# Best push reel mower for stripes



## 20jlr (May 30, 2018)

Looking for a push reel mower to use for my from yard. # 1 would be cut followed closely by stripes.


----------



## TheTurfTamer (Aug 8, 2018)

Mclane makes a great 17" push reel mower. HOC can be 7/16 to 2 1/2 on the standard push mower. You can get front rollers for them. STAY AWAY from the cheap Fiskars and Scott real mowers. They are junk.( my opinion having owned them. )

https://www.mclaneedgers.com/product/hand-push-reel-mower/


----------



## NeVs (Aug 17, 2018)

Aawickham78 said:


> Mclane makes a great 17" push reel mower. HOC can be 7/16 to 2 1/2 on the standard push mower. You can get front rollers for them. STAY AWAY from the cheap Fiskars and Scott real mowers. They are junk.( my opinion having owned them. )
> 
> https://www.mclaneedgers.com/product/hand-push-reel-mower/


I had only found this forum after getting a fiskar... I have 2k st Aug in front and 4.5k Zorro zoysia in back.

I cannot cut my Zorro any shorter than 2.25"... the turf is so dense, the fiskar just doesnt have a high enough FOC...

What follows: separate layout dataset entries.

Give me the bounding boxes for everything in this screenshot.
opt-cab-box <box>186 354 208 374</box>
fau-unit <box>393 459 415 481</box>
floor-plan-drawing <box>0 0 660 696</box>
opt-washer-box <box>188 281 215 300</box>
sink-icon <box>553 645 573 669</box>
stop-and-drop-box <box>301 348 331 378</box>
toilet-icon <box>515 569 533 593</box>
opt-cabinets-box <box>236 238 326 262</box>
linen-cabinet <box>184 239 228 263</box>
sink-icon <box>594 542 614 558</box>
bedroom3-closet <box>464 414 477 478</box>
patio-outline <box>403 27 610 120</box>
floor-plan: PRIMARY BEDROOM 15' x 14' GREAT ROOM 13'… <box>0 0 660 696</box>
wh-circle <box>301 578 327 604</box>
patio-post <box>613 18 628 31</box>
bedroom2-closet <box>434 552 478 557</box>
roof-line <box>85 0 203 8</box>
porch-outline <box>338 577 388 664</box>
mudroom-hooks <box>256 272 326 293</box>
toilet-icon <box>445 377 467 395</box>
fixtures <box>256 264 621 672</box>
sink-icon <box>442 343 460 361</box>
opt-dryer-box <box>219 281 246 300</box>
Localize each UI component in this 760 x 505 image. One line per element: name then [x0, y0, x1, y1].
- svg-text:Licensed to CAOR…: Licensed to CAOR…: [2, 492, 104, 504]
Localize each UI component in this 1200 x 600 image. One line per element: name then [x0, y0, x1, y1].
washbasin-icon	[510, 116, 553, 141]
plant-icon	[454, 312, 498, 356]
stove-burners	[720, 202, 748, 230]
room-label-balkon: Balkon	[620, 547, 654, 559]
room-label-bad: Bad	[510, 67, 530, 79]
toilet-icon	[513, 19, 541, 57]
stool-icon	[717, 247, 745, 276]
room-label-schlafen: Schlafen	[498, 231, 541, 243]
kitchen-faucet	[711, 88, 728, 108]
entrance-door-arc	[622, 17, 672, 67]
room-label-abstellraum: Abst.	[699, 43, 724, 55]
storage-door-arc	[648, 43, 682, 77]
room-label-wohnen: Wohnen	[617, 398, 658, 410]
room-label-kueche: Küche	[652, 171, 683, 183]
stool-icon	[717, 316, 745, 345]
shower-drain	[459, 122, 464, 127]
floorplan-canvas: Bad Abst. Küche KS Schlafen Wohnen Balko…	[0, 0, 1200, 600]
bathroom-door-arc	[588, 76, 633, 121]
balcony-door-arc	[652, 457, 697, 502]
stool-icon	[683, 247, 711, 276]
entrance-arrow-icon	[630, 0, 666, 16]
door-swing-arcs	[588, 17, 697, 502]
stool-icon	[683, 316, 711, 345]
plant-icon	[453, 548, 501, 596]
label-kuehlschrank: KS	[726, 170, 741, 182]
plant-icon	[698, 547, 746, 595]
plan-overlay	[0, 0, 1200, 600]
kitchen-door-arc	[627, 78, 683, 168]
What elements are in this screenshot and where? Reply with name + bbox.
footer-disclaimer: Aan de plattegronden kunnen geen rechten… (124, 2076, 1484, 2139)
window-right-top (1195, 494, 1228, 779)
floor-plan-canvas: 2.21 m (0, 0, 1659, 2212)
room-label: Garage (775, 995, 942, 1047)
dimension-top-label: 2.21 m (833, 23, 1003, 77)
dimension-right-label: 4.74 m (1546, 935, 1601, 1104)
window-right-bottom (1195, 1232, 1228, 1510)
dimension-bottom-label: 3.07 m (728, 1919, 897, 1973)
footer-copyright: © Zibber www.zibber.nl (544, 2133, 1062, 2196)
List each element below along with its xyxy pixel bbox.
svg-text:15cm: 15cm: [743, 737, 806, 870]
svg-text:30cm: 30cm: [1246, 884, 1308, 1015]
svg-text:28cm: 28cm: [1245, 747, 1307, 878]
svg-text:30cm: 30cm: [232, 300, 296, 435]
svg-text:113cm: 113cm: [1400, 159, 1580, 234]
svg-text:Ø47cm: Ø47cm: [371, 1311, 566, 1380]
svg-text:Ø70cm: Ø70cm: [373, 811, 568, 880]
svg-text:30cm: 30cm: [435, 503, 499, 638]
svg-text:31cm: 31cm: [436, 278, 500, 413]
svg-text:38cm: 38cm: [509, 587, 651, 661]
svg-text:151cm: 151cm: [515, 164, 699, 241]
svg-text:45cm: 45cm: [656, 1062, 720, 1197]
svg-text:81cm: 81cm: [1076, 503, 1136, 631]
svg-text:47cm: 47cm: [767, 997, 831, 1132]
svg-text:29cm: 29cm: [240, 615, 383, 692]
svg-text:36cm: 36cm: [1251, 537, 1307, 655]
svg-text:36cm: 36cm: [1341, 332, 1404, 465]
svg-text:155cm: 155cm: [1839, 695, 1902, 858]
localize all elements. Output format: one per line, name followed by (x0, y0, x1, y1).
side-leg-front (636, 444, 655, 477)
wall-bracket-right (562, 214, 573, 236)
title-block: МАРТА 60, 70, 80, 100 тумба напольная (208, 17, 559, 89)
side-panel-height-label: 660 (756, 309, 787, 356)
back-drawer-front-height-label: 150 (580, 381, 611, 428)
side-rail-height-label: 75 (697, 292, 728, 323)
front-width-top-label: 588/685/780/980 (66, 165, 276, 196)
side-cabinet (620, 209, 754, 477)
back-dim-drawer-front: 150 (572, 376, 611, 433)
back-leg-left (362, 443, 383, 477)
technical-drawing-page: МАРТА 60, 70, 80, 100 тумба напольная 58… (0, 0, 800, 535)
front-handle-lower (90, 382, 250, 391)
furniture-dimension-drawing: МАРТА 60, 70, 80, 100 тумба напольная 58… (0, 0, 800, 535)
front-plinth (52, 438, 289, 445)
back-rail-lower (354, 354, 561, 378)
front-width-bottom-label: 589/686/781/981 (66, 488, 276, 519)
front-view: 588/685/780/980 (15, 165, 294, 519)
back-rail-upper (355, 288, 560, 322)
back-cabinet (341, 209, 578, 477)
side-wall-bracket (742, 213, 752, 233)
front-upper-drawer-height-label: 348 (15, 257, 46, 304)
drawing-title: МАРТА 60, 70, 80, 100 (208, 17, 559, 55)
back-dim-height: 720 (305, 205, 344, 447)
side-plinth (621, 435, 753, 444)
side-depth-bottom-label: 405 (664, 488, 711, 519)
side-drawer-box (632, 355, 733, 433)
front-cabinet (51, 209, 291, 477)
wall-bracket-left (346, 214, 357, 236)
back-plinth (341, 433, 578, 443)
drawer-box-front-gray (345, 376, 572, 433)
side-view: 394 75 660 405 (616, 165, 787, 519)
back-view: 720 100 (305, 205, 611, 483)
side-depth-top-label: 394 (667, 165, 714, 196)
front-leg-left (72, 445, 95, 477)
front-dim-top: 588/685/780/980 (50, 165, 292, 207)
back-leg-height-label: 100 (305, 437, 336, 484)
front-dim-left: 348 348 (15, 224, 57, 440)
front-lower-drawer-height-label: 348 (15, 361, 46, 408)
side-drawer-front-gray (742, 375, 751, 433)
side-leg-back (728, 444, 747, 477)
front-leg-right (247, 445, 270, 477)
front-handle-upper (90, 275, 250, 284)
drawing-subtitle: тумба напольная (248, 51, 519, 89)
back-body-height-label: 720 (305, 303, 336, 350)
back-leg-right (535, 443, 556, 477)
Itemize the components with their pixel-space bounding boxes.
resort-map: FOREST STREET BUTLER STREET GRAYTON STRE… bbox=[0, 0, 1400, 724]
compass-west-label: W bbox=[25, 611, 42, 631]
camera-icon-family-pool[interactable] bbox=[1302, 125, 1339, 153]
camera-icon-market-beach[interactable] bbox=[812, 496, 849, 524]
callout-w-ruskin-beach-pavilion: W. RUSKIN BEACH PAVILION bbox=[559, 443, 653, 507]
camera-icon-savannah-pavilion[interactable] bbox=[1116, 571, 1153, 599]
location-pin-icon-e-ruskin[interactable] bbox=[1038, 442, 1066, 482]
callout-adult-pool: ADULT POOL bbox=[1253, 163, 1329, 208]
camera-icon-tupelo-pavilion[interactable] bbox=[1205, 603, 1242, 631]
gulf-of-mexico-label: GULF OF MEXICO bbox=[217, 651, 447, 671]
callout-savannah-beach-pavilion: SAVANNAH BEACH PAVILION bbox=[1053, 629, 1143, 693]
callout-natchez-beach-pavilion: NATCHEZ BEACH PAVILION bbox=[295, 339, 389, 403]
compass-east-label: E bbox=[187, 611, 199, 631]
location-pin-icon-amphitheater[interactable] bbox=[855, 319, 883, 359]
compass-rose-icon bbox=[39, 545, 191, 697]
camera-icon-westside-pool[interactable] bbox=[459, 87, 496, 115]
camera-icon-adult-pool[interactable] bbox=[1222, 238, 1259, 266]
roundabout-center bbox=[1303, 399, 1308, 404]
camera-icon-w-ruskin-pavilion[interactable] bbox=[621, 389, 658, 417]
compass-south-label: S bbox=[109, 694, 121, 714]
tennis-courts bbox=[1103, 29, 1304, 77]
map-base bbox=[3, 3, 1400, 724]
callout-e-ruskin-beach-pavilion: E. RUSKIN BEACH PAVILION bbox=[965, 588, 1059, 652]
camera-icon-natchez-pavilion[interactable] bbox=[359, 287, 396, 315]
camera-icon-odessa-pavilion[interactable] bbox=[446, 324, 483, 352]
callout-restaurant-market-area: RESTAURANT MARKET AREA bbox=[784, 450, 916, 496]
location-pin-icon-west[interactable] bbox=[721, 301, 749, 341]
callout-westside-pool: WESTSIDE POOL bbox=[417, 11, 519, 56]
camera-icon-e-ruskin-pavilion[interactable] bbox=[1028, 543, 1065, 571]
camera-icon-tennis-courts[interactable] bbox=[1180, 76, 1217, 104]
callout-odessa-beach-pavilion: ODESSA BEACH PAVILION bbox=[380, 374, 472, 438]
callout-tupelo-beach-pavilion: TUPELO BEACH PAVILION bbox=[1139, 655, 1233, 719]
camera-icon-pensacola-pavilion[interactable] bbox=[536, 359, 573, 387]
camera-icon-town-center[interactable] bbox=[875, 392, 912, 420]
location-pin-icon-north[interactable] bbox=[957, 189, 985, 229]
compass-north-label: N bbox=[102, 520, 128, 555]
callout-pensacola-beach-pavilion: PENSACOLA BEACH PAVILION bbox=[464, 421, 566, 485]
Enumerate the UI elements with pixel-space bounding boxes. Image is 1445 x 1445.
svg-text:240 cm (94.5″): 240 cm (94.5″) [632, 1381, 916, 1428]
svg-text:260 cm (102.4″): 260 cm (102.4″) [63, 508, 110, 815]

But I will say, I absolutely love cutting my st aug with the fiskar.. HOC 3.5" it's like a searing hot knife going through butter.

The McLane push reels are what, $600? At that price point wouldnt it just be better to go to a powered?

My concern with the McLane push, will it be heavy enough to cut Zorro or other dense turf grasses down to 1-1.5"? This grass is so tough and dense, it's crazy and I wonder how much the push mowers will float.


----------



## Paul (Jul 17, 2017)

The push reel Mclanes aren't heavy enough to put down stripes. I used a Mclane greens mower on Bermuda at 0.700". No issues with cutting it as long as you don't expect to go from 1.0" to 0.500" in one pass


----------